Rodrigo odiaba la lluvia, odiaba mojarse; dando dos saltos llegó bajo el techo
y abrió la puerta de la vivienda.
- ¡Blanca!
No obtuvo respuesta,
cosa que le extrañó. A estas horas, su esposa Blanca debería estar esperándolo,
con la mesa puesta y la comida lista para ser servida. Sin embargo todo estaba
en silencio absoluto y el olor de los alimentos se encontraba notablemente
ausente.
- ¡¡¡Blanca!!!
Aventó las llaves sobre
la mesita de la entrada y dio un portazo. Dónde carajos se habrá metido esa pinche
vieja, se preguntó.
- ¡¡¡¡¡¡¡Blanca!!!!!!
¡¡¡Felipe!!! ¡¡¡Graciela!!!
Ni Blanca ni sus hijos
respondieron. A través de los ventanales se veía caer una torrencial lluvia en
el jardín; sobre la mesa del comedor, en vez del mantel y los cubiertos, se pavoneaba
solitario el arreglo floral que Blanca había comprado la semana anterior. La
cocina se encontraba en orden, sin rastro de actividad. En la sala unos
juguetes se encontraban tirados sobre el tapete, como esperando que los niños
regresaran en cualquier momento. Rodrigo los pateó y subió a zancadas la escalera.

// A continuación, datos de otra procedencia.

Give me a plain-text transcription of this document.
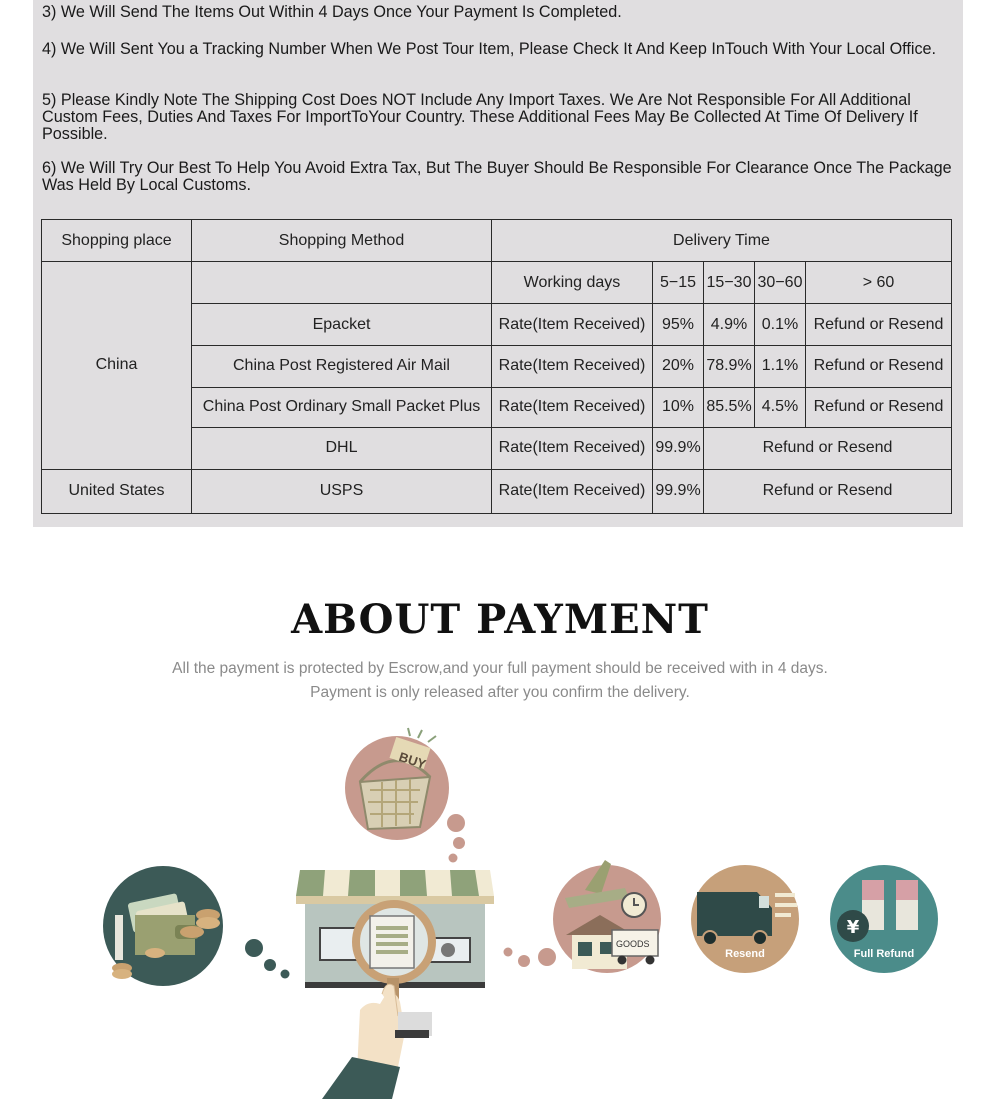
3) We Will Send The Items Out Within 4 Days Once Your Payment Is Completed.

4) We Will Sent You a Tracking Number When We Post Tour Item, Please Check It And Keep InTouch With Your Local Office.

5) Please Kindly Note The Shipping Cost Does NOT Include Any Import Taxes. We Are Not Responsible For All Additional Custom Fees, Duties And Taxes For ImportToYour Country. These Additional Fees May Be Collected At Time Of Delivery If Possible.

6) We Will Try Our Best To Help You Avoid Extra Tax, But The Buyer Should Be Responsible For Clearance Once The Package Was Held By Local Customs.

Shopping place	Shopping Method	Delivery Time				
China		Working days	5−15	15−30	30−60	> 60
	Epacket	Rate(Item Received)	95%	4.9%	0.1%	Refund or Resend
	China Post Registered Air Mail	Rate(Item Received)	20%	78.9%	1.1%	Refund or Resend
	China Post Ordinary Small Packet Plus	Rate(Item Received)	10%	85.5%	4.5%	Refund or Resend
	DHL	Rate(Item Received)	99.9%	Refund or Resend		
United States	USPS	Rate(Item Received)	99.9%	Refund or Resend		
ABOUT PAYMENT

All the payment is protected by Escrow,and your full payment should be received with in 4 days.

Payment is only released after you confirm the delivery.

BUY
GOODS
Resend
¥
Full Refund
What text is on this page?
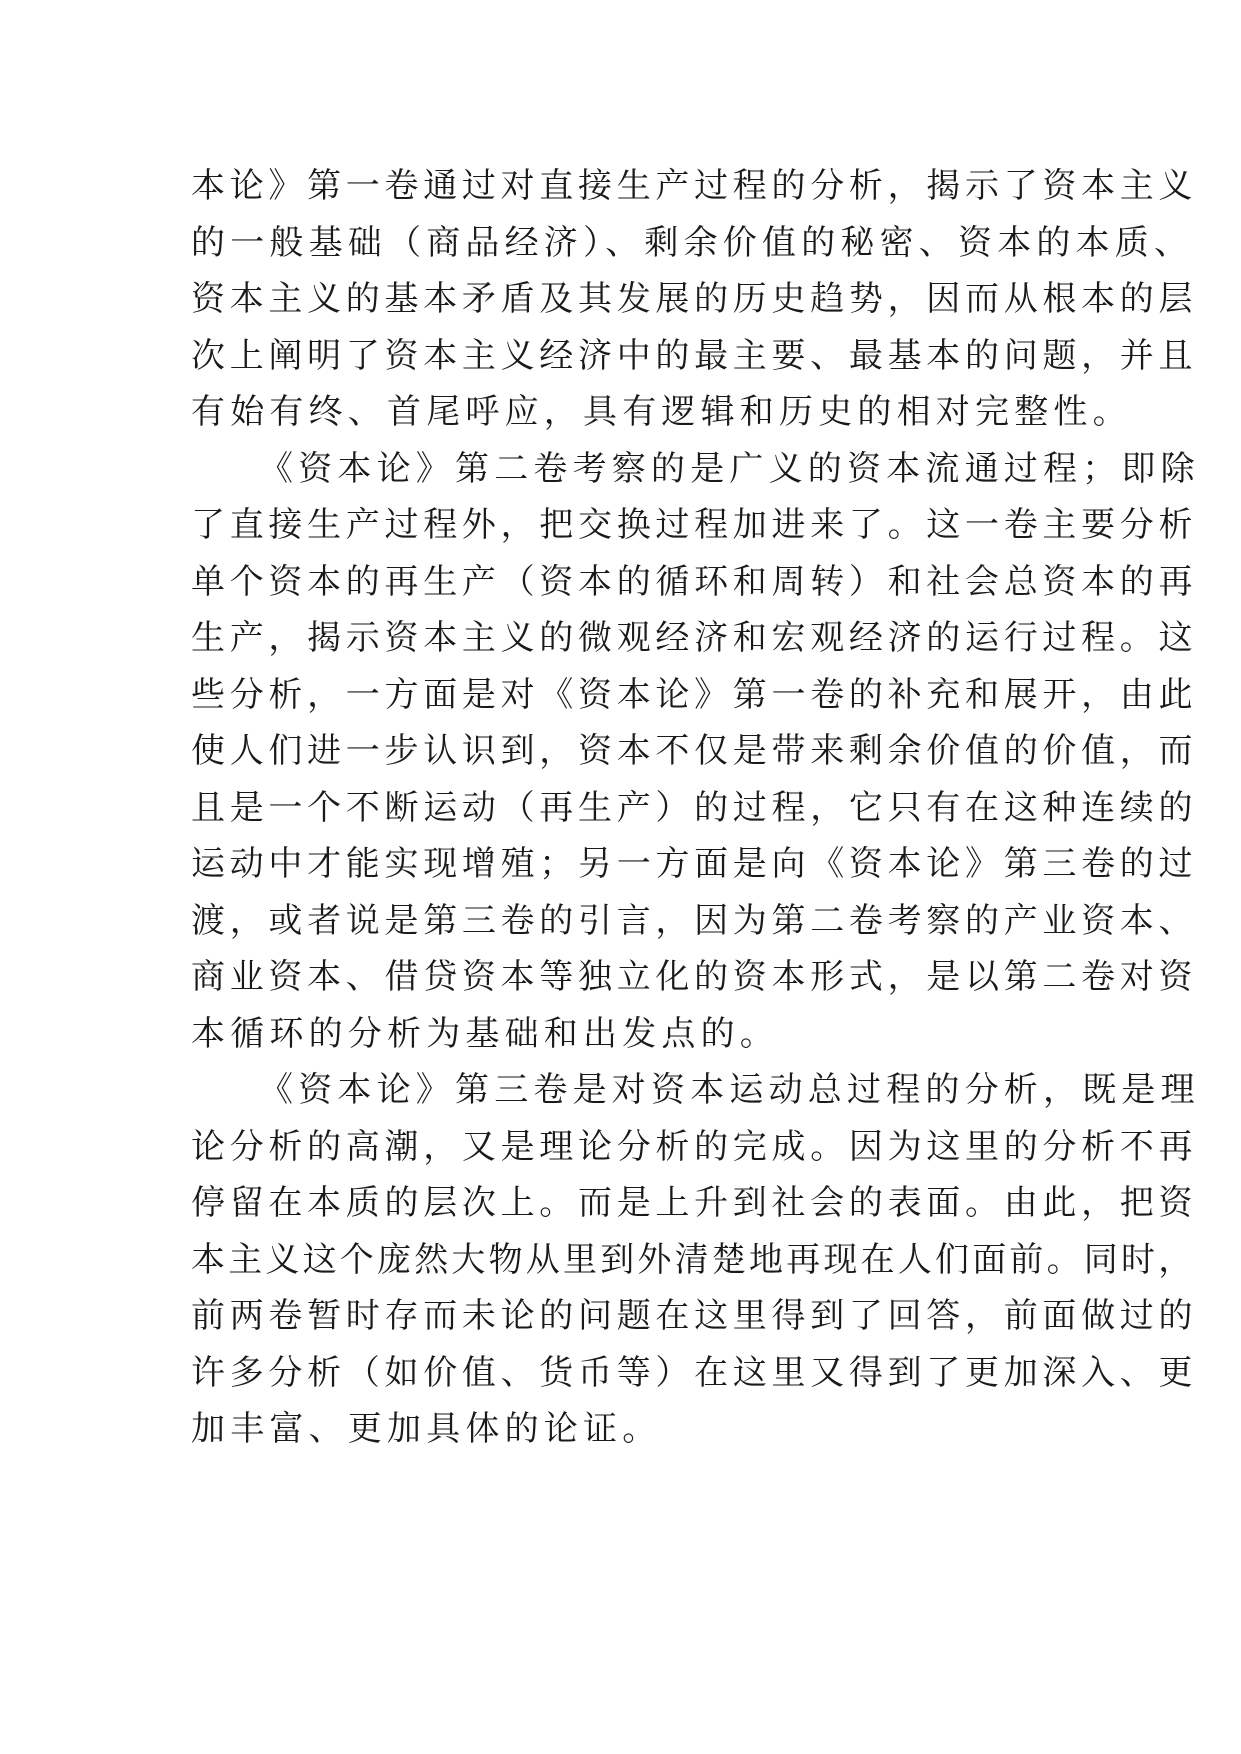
本论》第一卷通过对直接生产过程的分析，揭示了资本主义
的一般基础（商品经济）、剩余价值的秘密、资本的本质、
资本主义的基本矛盾及其发展的历史趋势，因而从根本的层
次上阐明了资本主义经济中的最主要、最基本的问题，并且
有始有终、首尾呼应，具有逻辑和历史的相对完整性。
《资本论》第二卷考察的是广义的资本流通过程；即除
了直接生产过程外，把交换过程加进来了。这一卷主要分析
单个资本的再生产（资本的循环和周转）和社会总资本的再
生产，揭示资本主义的微观经济和宏观经济的运行过程。这
些分析，一方面是对《资本论》第一卷的补充和展开，由此
使人们进一步认识到，资本不仅是带来剩余价值的价值，而
且是一个不断运动（再生产）的过程，它只有在这种连续的
运动中才能实现增殖；另一方面是向《资本论》第三卷的过
渡，或者说是第三卷的引言，因为第二卷考察的产业资本、
商业资本、借贷资本等独立化的资本形式，是以第二卷对资
本循环的分析为基础和出发点的。
《资本论》第三卷是对资本运动总过程的分析，既是理
论分析的高潮，又是理论分析的完成。因为这里的分析不再
停留在本质的层次上。而是上升到社会的表面。由此，把资
本主义这个庞然大物从里到外清楚地再现在人们面前。同时，
前两卷暂时存而未论的问题在这里得到了回答，前面做过的
许多分析（如价值、货币等）在这里又得到了更加深入、更
加丰富、更加具体的论证。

Recorrió las tres recámaras, sintiendo cómo la furia comenzaba a difundirse
desde su estómago, llenando su torso, alcanzando sus hombros y su mandíbula.

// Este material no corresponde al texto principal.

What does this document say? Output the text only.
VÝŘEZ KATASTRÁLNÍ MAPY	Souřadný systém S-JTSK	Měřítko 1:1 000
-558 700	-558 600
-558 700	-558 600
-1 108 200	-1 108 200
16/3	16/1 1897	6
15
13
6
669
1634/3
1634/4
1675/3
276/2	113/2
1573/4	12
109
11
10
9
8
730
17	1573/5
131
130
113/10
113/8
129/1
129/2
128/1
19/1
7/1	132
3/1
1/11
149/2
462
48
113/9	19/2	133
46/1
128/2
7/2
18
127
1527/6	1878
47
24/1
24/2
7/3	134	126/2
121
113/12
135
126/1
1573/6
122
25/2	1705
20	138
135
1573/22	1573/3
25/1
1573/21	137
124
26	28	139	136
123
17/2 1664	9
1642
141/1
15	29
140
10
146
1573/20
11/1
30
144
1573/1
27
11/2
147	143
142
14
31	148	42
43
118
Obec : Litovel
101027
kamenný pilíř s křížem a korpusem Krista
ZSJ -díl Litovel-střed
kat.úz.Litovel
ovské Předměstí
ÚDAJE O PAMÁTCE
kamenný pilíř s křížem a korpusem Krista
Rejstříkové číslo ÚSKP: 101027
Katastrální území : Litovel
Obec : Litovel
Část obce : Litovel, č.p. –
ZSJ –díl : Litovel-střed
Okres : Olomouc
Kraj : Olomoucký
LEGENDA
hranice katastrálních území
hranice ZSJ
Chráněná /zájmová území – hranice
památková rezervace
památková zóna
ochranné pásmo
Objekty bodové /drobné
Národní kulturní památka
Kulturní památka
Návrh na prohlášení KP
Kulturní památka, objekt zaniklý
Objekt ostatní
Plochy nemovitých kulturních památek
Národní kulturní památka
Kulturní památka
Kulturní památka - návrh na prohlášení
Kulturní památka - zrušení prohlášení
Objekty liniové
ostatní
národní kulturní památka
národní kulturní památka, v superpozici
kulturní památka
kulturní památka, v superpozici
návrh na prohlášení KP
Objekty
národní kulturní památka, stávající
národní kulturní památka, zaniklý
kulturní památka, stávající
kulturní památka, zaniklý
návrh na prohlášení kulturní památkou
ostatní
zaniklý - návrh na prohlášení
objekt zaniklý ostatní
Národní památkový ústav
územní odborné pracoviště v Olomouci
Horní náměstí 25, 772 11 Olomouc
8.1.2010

Faltaba que la puta se hubiera ido a casa de su madre o de su hermana. Ahora
tendría él que ir a buscarla, y cuando la trajera de vuelta iba a desear no
haber nacido.
Colérico abrió la puerta
del clóset, buscando el paraguas. Lo que vio en la penumbra fue un par de
colmillos gigantescos en un hocico enorme, y a la altura de sus propios ojos,
dos negras pupilas que se le venían encima. Sintió un dolor espantoso en el
pecho, insoportable, y empezó a caer.
Después del sepelio,
Blanca subió a su camioneta, cerró los ojos y suspiró. Tanta gente, tantos
pésames, la tenían mareada. Todavía tenía en la nariz el pesado olor de las
flores y en los oídos los murmullos de la gente. “Pobre Rodrigo, ¡tan joven!
Cuarenta años… Claro que debe haber tenido el colesterol altísimo. ¿Bromeas?
Comiendo como comía, y sin hacer ejercicio, tantas presiones, era lógico que le
diera un infarto. Pobre Blanca…” Estaba agotada. Gracias a Dios que había
terminado, y ahora podía irse a casa.
No todo era malo; al
velorio habían llegado varios médicos, conocidos de sus tiempos en el hospital,
y tenía tres ofertas de trabajo. Le entusiasmaba la idea de retomar su carrera
de enfermera. Por otra parte sus hijos aún eran demasiado pequeños para que
esta situación marcara sus vidas. En unos meses habrían olvidado el asunto, con
esa inocencia y capacidad de adaptación típica de los niños. Los golpes, el
abuso, habían terminado casi al empezar.
Blanca sonrió.
Realmente ese disfraz
de hombre lobo había resultado la mejor compra de su vida.
Sorprendente final de un cuento interesante.